Orange County Branch Newsletter

July/August 2016

President's Message

California's Road User Charge Pilot



Steven L. King, P.E.

As I travel around throughout California, I notice that the road conditions change drastically from one area to the next. In 2012, ASCE Region 9 released it’s most recent California Infrastructure Report Card giving Transportation a C- letter grade. At the time of the report, the California Streets and Roads Needs Assessment rated the overall Pavement Condition Index (PCI) across the state to be just 66 on a 100 point scale. Assuming funding levels would remain steady, Caltrans projected continued deferred maintenance and preservation activities would result in the PCI would dropping to 54 and the funding shortfall to increase from $39.1 billion to $63.6 billion by 2020.

Something clearly needs to be done to keep our transportation infrastructure from falling into disrepair. Most people realize that user fees commonly known as the gas taxes are the primary revenue source for building our roadways. Without digressing into the details related to California’s “fuel tax swap” of 2011, per gallon gas tax rates have essentially been the same since last raised in 1993. I think we can all agree that a dollar today doesn’t buy what it used to in 1993 and people are using less gas for the same trips since fuel economy in vehicles has increased over the last 20 years.

ASCE, along with many other advocacy groups, regularly use this type of information to urge the State legislature to prioritize transportation infrastructure and increase investments into our transportation system. In 2014, Senator De Saulnier authored Senate Bill 1077 that was ultimately signed by Governor Brown requiring the state to initiate a pilot program to study the implications of a road user charge as an alternative to the state gas tax.

After a couple years of development and incorporating lessons learned from other states, the California pilot kicked off in July and I’m happy to be one of more than 5,000 volunteers statewide to participate. As a participant, I was able to select from various options the method of reporting miles and making “payments.” Since this is a pilot, no real transactions take place but theoretical statements and payments are used for the program. Methods for reporting varied from time and mileage permits to manual odometer readings to real-time gps tracking via smartphone or built in vehicle technologies.

To keep my work to a minimum, I chose the most automated options by pre-paying into a deposit account and using gps to track and report my miles. At first I was really excited to see how things work, I was able to us a smartphone ap to track and review each of my trips. After a week or so, the novelty wore of and I didn’t really care to see any more notes for “hard braking.”

A few weeks later, I received my first monthly statement and the only real surprise was that I didn’t really drive as much as I thought I would. I’d consider the pilot a success to date and I Iook forward to completing the program over the next few months.

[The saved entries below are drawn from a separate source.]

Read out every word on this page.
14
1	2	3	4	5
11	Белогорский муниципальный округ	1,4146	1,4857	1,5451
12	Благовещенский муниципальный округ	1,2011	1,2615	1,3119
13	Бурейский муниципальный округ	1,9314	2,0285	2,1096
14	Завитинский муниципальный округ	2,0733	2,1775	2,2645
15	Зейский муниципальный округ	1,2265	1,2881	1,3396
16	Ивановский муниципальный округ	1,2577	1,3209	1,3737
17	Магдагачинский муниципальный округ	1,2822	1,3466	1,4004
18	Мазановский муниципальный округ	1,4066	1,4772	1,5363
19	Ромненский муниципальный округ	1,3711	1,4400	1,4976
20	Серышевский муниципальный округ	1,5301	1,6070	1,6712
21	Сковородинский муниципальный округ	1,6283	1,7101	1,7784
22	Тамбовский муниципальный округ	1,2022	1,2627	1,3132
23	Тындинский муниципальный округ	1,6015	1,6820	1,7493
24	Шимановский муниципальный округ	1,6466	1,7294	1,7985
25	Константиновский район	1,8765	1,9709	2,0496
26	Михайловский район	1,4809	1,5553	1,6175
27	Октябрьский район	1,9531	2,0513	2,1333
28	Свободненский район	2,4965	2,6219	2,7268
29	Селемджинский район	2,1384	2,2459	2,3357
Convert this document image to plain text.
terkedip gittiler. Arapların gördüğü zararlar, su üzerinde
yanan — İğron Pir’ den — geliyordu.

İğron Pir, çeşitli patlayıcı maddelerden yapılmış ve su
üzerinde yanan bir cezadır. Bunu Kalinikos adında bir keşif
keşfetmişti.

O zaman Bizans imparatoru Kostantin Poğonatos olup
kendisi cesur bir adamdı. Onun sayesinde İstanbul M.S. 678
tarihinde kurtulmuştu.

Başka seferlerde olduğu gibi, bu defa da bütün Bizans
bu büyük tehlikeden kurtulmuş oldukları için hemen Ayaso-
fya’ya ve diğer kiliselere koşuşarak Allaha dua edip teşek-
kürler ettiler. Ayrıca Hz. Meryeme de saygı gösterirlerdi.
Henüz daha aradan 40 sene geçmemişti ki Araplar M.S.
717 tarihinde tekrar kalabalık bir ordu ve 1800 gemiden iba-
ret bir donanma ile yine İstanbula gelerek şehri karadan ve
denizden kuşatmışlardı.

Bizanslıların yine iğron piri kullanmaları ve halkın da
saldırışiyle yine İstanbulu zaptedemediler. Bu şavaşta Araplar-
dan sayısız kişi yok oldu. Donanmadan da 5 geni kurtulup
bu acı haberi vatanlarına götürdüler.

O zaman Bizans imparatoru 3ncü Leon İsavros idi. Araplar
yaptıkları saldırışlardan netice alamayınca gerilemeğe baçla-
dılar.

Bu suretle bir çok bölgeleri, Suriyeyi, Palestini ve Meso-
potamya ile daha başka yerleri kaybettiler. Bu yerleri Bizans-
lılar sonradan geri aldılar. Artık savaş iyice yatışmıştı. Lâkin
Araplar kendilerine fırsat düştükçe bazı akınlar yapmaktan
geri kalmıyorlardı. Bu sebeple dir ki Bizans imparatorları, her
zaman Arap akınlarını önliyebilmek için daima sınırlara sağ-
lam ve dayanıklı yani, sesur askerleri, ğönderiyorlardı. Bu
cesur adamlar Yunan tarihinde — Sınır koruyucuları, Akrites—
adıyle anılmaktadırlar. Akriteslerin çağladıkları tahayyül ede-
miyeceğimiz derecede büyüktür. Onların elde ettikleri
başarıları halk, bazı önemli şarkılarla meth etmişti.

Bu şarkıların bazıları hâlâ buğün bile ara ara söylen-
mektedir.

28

Results of the pilot are scheduled to be reported back to the legislature by the end of 2017 and hopefully this is a first steps toward getting a more sustainable revenue source for our roadways.

After reading the recently released 2016 Orange County Report Card, I’m happy to see that at 77, we still have the highest PCI rating in the state. Orange County is fortunate to have relatively newer roads with fewer maintenance needs but we need to recognize the need to keep those facilities in a state of good repair.